Problem 5: Technical issues
Some problems are simply technical.
Poor audio quality. The AI cannot transcribe what it cannot hear. Check microphone placement, room acoustics, and background noise. A directional USB microphone on the desk often performs better than a laptop’s built-in microphone.
System integration issues. If the AI tool does not integrate smoothly with EMIS or SystmOne, clinicians waste time copying and pasting notes between systems. Work with your supplier and clinical system provider to resolve integration issues. If they cannot be resolved, this is a legitimate reason to reconsider the tool.
Network problems. Cloud-based AI tools need a reliable internet connection. If your surgery has connectivity issues, the AI tool will be unreliable, and clinicians will lose trust in it. Address the infrastructure before blaming the tool.
Technical problems are frustrating but fixable. The important thing is to fix them quickly — every day a clinician has a bad experience with the tool is a day they become less likely to persevere with it.
When to escalate
Most problems can be resolved at practice level with good management and support. But some situations require escalation.

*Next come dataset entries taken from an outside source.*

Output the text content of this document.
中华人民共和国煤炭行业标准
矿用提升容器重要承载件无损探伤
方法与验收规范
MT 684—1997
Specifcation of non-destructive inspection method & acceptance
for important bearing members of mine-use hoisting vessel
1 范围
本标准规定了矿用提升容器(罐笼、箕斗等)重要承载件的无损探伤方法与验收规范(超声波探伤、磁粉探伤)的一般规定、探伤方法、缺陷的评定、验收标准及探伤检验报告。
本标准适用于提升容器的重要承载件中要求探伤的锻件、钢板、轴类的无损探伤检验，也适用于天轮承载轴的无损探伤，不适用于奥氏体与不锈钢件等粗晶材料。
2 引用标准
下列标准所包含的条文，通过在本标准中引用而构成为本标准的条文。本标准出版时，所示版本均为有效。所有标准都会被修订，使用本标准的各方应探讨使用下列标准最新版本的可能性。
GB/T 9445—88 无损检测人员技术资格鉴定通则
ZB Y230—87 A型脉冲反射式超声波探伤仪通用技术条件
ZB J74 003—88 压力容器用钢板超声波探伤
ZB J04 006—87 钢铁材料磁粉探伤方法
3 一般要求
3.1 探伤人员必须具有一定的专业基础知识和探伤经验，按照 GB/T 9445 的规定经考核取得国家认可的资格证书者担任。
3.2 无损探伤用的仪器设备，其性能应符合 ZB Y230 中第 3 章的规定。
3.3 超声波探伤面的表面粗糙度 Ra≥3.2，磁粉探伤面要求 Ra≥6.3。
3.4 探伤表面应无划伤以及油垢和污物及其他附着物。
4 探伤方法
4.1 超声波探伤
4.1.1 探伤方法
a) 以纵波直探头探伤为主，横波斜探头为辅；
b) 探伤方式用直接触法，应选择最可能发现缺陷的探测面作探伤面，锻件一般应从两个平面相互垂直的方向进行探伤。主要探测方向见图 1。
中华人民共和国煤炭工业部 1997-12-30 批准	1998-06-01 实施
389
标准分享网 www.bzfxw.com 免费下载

Safety concern: An AI error reaches the patient record, causes harm, or leads to a near-miss. Report through your clinical governance process and to the tool supplier.
Data breach: Patient data is exposed, lost, or used inappropriately. Report to your Data Protection Officer, your ICB, and the ICO within 72 hours.
Systemic tool failure: The AI consistently produces a specific type of error across multiple clinicians and consultations. Report to the supplier and to NHS England’s AVT team.
Having an escalation process written down and shared with the team before problems occur is much better than trying to create one in the middle of a crisis.
Key Takeaway
Problems are normal in any AI implementation. The five most common issues are clinician dropout (set realistic expectations), AI errors (reinforce review skills), patient complaints (improve communication), automation complacency (maintain audit and feedback), and technical issues (fix infrastructure). Have an escalation process ready for safety concerns, data breaches, and systemic tool failures.